Come abbiamo visto, l’antibiotico-resistenza è un (antichissimo) meccanismo evolutivo di difesa dei batteri. Questo, però, non deve far pensare che non sia in qualche modo controllabile dall’esterno. Tutt’altro (ed è proprio questo uno dei motivi per cui è stata istituita la Settimana mondiale della consapevolezza sugli antibiotici): per limitare l’antibiotico-resistenza, i Center for Disease Control and Prevention (Cdc) statunitensi raccomandano, per esempio, di “assumere antibiotici nell’esatta misura prescritta dai medici, non assumere antibiotici rimasti da cicli incompleti precedenti, non chiedere di propria spontanea volontà la prescrizione di antibiotici”. Molto, inoltre, si può fare dal lato della prevenzione, cercando di evitare l’insorgenza di infezioni stando attenti all’igiene personale e sottoponendosi alle vaccinazioni raccomandate.
9. Non solo pillole
Gli antibiotici non sono solo quelli prescritti dal medico. Se ne trovano anche, talvolta, in alcuni prodotti per l’igiene personalee per la pulizia della casa. Gli effetti collaterali dell’utilizzo di questi prodotti, spesso entusiasticamente pubblicizzati per la loro capacità di uccidere “il 99% dei batteri”, sono esattamente gli stessi di quelli dell’utilizzo degli antibiotici che si spacciano in farmacia.
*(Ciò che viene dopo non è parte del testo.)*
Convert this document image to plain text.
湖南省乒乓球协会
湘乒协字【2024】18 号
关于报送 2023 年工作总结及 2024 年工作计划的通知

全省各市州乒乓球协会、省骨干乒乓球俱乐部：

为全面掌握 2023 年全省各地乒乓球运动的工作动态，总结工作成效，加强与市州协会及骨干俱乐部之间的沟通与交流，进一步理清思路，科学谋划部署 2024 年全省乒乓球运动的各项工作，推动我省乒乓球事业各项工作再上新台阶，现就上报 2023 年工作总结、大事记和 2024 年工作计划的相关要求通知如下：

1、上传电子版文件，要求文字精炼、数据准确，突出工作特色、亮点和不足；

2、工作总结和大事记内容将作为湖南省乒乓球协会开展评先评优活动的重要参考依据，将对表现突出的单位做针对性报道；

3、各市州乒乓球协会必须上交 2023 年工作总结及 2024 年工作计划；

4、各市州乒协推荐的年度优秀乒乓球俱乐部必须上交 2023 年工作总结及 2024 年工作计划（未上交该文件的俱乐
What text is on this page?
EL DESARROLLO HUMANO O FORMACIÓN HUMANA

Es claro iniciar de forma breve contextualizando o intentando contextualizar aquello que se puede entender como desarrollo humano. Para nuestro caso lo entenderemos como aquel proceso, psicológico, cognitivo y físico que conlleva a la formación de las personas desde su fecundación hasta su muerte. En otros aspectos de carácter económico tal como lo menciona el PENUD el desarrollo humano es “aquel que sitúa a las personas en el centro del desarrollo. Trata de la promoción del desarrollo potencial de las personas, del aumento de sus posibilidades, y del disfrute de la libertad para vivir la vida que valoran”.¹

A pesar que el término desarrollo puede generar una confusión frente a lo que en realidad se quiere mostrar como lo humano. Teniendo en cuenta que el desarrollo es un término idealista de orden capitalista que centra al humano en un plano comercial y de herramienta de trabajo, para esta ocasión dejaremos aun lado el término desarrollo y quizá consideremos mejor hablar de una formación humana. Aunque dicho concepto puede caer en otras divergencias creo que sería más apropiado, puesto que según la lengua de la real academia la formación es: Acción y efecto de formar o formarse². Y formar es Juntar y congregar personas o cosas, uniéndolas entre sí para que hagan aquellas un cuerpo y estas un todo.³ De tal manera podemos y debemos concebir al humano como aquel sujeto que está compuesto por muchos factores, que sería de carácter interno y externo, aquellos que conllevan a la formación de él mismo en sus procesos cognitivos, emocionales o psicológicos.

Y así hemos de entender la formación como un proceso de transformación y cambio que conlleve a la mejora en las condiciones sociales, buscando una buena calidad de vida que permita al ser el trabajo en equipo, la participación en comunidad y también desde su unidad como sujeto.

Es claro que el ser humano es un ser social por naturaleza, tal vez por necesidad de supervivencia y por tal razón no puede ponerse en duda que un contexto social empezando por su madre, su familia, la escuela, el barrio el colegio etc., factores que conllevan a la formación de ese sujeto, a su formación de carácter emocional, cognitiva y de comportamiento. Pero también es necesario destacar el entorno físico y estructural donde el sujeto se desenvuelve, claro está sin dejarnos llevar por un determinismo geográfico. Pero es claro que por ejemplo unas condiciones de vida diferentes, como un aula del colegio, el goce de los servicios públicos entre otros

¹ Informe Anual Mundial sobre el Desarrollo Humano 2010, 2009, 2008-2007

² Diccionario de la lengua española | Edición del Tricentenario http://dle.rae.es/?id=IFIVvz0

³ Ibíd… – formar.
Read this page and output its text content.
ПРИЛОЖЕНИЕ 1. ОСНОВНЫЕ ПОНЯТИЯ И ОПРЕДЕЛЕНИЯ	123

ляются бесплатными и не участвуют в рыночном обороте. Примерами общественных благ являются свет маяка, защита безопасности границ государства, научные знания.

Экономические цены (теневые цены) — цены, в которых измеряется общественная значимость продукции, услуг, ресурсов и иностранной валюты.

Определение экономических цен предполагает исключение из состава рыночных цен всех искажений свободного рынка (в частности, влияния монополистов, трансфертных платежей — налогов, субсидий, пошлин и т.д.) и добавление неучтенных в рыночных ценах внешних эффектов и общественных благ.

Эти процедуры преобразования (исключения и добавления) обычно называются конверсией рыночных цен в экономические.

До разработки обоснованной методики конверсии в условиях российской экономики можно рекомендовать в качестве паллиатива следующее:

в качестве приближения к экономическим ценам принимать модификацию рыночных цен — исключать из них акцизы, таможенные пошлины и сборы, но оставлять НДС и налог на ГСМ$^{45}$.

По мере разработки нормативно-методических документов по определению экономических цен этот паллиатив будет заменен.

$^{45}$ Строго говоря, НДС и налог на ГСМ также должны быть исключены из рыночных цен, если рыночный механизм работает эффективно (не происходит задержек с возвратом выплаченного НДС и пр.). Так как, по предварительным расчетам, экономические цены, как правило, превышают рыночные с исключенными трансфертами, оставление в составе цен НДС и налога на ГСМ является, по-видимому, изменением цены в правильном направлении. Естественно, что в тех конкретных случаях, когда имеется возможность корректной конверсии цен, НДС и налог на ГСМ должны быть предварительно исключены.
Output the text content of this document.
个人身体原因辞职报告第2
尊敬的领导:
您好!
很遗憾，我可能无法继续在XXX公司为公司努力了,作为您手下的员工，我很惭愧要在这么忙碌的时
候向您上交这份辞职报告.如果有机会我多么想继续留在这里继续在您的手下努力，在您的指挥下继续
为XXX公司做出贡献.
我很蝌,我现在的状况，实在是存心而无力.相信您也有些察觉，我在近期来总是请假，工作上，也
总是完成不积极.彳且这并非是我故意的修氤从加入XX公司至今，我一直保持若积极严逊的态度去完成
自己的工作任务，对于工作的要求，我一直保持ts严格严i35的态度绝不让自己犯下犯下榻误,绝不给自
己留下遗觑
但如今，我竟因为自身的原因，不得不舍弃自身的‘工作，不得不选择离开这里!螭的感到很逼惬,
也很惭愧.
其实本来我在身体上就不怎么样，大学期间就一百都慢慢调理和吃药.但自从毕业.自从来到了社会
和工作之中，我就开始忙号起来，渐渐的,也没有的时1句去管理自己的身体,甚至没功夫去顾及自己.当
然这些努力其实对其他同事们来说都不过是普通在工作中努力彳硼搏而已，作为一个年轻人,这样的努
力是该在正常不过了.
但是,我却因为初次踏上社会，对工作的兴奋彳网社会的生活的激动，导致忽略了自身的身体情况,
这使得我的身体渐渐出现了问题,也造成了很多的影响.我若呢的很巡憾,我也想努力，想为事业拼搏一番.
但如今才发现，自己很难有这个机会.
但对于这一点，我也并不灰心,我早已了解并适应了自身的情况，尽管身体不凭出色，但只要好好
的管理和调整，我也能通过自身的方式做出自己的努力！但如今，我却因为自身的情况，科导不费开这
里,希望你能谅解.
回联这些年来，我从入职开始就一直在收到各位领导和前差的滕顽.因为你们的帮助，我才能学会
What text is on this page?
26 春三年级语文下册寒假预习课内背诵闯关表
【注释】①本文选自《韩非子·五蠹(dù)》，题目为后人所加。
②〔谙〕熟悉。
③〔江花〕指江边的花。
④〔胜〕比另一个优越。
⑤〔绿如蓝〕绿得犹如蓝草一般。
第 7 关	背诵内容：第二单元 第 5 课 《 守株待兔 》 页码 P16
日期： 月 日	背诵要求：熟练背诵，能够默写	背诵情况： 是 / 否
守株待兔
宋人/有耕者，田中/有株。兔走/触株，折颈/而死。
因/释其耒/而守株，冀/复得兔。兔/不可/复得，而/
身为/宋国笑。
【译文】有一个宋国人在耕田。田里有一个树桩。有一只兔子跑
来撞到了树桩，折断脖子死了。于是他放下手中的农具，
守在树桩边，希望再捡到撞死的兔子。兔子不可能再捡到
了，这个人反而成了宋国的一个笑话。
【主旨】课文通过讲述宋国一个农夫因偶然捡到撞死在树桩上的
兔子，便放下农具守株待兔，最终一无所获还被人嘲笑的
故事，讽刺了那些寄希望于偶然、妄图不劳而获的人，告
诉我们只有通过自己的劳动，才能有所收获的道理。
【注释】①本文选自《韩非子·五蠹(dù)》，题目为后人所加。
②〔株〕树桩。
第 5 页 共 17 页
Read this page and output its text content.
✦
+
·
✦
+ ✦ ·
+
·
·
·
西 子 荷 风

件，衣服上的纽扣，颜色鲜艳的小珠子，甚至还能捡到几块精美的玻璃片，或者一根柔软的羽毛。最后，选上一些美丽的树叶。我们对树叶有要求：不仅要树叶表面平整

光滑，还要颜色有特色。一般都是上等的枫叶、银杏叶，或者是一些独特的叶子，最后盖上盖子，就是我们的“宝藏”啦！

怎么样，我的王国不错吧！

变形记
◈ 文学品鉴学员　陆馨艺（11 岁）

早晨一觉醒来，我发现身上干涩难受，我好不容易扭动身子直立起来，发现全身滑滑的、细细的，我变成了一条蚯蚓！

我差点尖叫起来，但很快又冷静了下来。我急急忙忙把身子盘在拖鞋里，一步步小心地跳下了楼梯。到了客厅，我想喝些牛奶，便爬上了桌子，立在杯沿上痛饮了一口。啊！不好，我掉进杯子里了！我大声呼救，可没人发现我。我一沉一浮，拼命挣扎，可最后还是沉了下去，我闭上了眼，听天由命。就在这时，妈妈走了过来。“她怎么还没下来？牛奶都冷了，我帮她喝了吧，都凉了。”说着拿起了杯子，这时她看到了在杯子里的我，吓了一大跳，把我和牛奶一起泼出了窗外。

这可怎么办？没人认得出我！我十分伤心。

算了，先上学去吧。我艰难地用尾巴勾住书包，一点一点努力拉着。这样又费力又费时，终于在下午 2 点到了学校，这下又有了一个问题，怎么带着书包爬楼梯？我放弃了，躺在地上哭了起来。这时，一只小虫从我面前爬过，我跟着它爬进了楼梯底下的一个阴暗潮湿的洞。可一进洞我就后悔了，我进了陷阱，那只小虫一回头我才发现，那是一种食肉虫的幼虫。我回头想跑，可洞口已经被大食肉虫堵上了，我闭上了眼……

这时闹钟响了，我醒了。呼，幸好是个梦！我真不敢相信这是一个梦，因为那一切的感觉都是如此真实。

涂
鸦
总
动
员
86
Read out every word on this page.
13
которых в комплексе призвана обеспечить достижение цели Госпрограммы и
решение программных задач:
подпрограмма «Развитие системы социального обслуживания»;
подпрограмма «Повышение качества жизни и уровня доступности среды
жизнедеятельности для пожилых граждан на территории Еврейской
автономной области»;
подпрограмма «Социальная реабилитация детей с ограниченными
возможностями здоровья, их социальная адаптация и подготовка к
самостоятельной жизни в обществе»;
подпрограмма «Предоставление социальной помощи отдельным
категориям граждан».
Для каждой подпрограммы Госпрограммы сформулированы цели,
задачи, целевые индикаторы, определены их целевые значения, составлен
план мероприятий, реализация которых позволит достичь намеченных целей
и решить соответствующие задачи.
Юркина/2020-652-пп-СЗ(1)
Ossia l’accelerazione dell’antibiotico-resistenza: uno studio della Tuft University School of Medicine, per esempio, ha evidenziato come i prodotti antibatterici usati per la pulizia della casa lasciano sulle superfici di mobili e pavimenti uno strato di antibiotici attivi che innesca lo sviluppo di meccanismi di difesa da parte di piccole sottopopolazioni di batteri. Fenomeno che, a lungo andare e su scale temporali medio-lunghe, come abbiamo visto, porta alla proliferazione di ceppi contro i quali gli antibiotici sono del tutto inefficaci.
10. E negli allevamenti?
Numeri alla mano, l’abuso di antimicrobici si registra soprattutto negli allevamenti intensivi, dove il consumo di questi prodotti è almeno il triplo rispetto a quello relativo agli esseri umani. Negli Stati Uniti, per esempio, otto antibiotici su dieci vengono somministrati su animali. Uno studio recentemente pubblicato su Science ha stimato che le cifre, purtroppo, sono destinate a crescere: l’utilizzo di antibiotici negli allevamenti intensivi potrebbe aumentare a livello mondiale del 53% entro il 2030, per un totale di 200mila tonnellate. Anche l’Italia non se la passa troppo bene: stando a un report di Legambiente, infatti, nel nostro paese si somministrano agli animali il 71% di tutti gli antibiotici venduti. Siamo terzi solo a Spagna e Cipro e precediamo di gran lunga Francia e Regno Unito: cifre che dovrebbero farci pensare, anche alla luce del fatto che attualmente, ogni anno, 25mila persone in Europa muoiono a causa di infezioni resistenti agli antibiotici.